New Mexico fourth graders fell about 14 points behind national public school student averages overall. The same was true for eighth graders in math, but they only lagged about 11 points behind in reading.

In math, New Mexico fourth and eighth graders dropped about 10 points from state scores in 2019. They lost less ground in reading, where fourth graders dropped about five points and eighth graders dropped four.

That came out to reading and math proficiency rates of 21% and 19% among fourth graders, respectively, which was about 3% and roughly 10% lower than in 2019.

A little over 18% percent of eighth graders were proficient in reading and about 13% were proficient in math — a drop of 5% and 8%, respectively.

The results came from a sample of about 4,300 students. Steinhaus said NAEP tests were conducted in 29% of elementary schools and 42% of middle schools. The highest possible score on the NAEP test is 500.

New Mexico was in decent company, with most of the United States suffering similar setbacks because of the COVID-19 pandemic. No state, for example, improved in fourth or eighth grade math, and only a few states did so in reading — and if they did, it was by a maximum of two points.

“The results in today’s Nation’s Report Card are appalling and unacceptable,” U.S. Education Secretary Miguel Cardona said during a Friday call with reporters. “But let’s also be very clear here — the data prior to the pandemic did not reflect an education system that was on the right track. The pandemic simply made it worse.”

National Center for Education Statistics Commissioner Peggy Carr noted that each state’s varying response to the pandemic, especially in terms of when students returned to in-person learning, was an influential — but not deciding factor in test performance results.

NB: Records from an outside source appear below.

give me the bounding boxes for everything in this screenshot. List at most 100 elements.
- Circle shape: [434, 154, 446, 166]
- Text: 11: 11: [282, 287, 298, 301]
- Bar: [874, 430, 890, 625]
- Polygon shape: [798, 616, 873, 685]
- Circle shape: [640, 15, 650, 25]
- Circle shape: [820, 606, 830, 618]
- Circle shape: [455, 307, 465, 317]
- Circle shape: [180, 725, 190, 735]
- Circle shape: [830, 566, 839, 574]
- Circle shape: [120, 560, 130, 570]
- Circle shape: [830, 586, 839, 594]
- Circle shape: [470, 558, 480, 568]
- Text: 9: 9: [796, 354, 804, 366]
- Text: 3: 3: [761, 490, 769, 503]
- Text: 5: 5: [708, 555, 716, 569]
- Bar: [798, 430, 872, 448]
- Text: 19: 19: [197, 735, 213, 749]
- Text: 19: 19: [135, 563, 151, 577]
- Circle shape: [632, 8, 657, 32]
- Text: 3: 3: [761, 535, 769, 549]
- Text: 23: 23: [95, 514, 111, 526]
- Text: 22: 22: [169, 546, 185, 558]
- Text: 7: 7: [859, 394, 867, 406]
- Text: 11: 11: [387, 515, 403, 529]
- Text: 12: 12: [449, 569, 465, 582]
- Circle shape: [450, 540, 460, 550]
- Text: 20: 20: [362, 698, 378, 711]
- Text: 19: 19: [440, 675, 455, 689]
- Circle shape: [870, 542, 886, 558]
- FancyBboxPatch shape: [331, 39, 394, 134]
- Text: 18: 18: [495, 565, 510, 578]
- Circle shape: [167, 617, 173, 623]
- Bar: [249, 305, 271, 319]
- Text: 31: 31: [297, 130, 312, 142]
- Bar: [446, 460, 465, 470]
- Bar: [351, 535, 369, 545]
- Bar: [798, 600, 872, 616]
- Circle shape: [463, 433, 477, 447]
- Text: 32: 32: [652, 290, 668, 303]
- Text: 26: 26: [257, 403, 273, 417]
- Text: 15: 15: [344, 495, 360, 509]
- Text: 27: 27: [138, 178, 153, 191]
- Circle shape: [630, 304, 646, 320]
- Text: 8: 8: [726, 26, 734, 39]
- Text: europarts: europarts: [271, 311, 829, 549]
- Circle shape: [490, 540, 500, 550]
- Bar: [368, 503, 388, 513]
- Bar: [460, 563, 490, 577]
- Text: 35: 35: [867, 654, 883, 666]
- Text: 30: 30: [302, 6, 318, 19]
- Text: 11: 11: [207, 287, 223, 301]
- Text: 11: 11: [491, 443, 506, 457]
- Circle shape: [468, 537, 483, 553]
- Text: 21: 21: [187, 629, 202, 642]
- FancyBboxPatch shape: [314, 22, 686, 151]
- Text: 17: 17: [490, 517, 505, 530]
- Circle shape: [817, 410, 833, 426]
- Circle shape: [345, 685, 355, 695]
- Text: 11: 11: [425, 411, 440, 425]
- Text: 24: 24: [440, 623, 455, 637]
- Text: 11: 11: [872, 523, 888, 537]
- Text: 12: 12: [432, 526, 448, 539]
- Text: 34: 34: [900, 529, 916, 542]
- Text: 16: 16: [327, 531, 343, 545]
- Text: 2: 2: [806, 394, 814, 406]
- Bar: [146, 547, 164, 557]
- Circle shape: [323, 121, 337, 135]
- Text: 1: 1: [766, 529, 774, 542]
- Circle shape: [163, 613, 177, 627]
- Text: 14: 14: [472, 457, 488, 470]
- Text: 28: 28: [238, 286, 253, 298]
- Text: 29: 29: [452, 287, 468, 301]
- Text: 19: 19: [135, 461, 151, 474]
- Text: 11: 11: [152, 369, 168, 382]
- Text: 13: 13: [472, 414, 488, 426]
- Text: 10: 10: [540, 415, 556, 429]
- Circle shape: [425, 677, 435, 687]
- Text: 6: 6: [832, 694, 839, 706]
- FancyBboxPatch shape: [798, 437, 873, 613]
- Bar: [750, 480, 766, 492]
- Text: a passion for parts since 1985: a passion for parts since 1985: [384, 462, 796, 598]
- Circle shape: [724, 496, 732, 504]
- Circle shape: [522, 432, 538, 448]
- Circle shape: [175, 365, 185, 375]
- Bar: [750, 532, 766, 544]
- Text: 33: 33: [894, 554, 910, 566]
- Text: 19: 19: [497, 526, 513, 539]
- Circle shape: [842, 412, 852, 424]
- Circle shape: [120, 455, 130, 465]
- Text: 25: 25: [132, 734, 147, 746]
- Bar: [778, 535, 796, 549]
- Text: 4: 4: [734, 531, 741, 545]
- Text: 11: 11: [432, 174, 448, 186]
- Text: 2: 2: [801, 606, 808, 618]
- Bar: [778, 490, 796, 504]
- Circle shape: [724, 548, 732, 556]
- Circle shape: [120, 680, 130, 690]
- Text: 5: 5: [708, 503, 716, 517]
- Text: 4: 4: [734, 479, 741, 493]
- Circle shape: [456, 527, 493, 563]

“There’s nothing in this data that says we can draw a straight line between the time spent in remote learning … and student achievement,” she said during the Friday call.

Historically underserved students

Across the board, student groups identified in New Mexico’s landmark Yazzie-Martinez consolidated lawsuit lagged behind their national and statewide peers. They also almost all had lower scores this year than in 2019 — with a few exceptions.

In 2018, a judge found in that lawsuit that those students — including those who are Indigenous, economically disadvantaged, English learners and students with disabilities — had been denied a uniform, sufficient public education system.

“The students who were in families impacted by poverty had a greater negative impact because of the pandemic,” Steinhaus said, noting that Yazzie-Martinez students represent over 70% of New Mexico students. “So the pandemic impacted us harder than a lot of other states.”

Math scores for students identified in the lawsuit this year were worse for both grades than they were before the pandemic.

For the most part, students identified in New Mexico’s lawsuit also fared worse around the country this year than in 2019.

But one bright spot among New Mexico’s data was that eighth graders in those student groups almost universally improved their reading scores from 2019, even if only by a point. Nationally, that was also true for eighth grade English learners, and eighth graders with disabilities’ scores didn’t change.

Some solutions

Teachers this year said they felt more overworked, according to surveys given to them in conjunction with the test, and some said they felt less confident that they would be able to help their students close pandemic-related gaps.

“Clearly, our teachers need our help,” Carr said.

To address that problem, Steinhaus said the state is continuing an ongoing effort to bolster its mental health support for teachers and students alike.

New Mexico is also rolling out more tutoring for students and families, particularly those in schools with high populations of economically-disadvantaged families.

In January, Steinhaus added, the state Public Education Department aims to roll out more high-dosage tutoring — focused, small-group tutoring three times a week — which will also emphasize math.

“We’ve got to continue improving literacy. But this year, our primary focus is going to be on mathematics,” he said.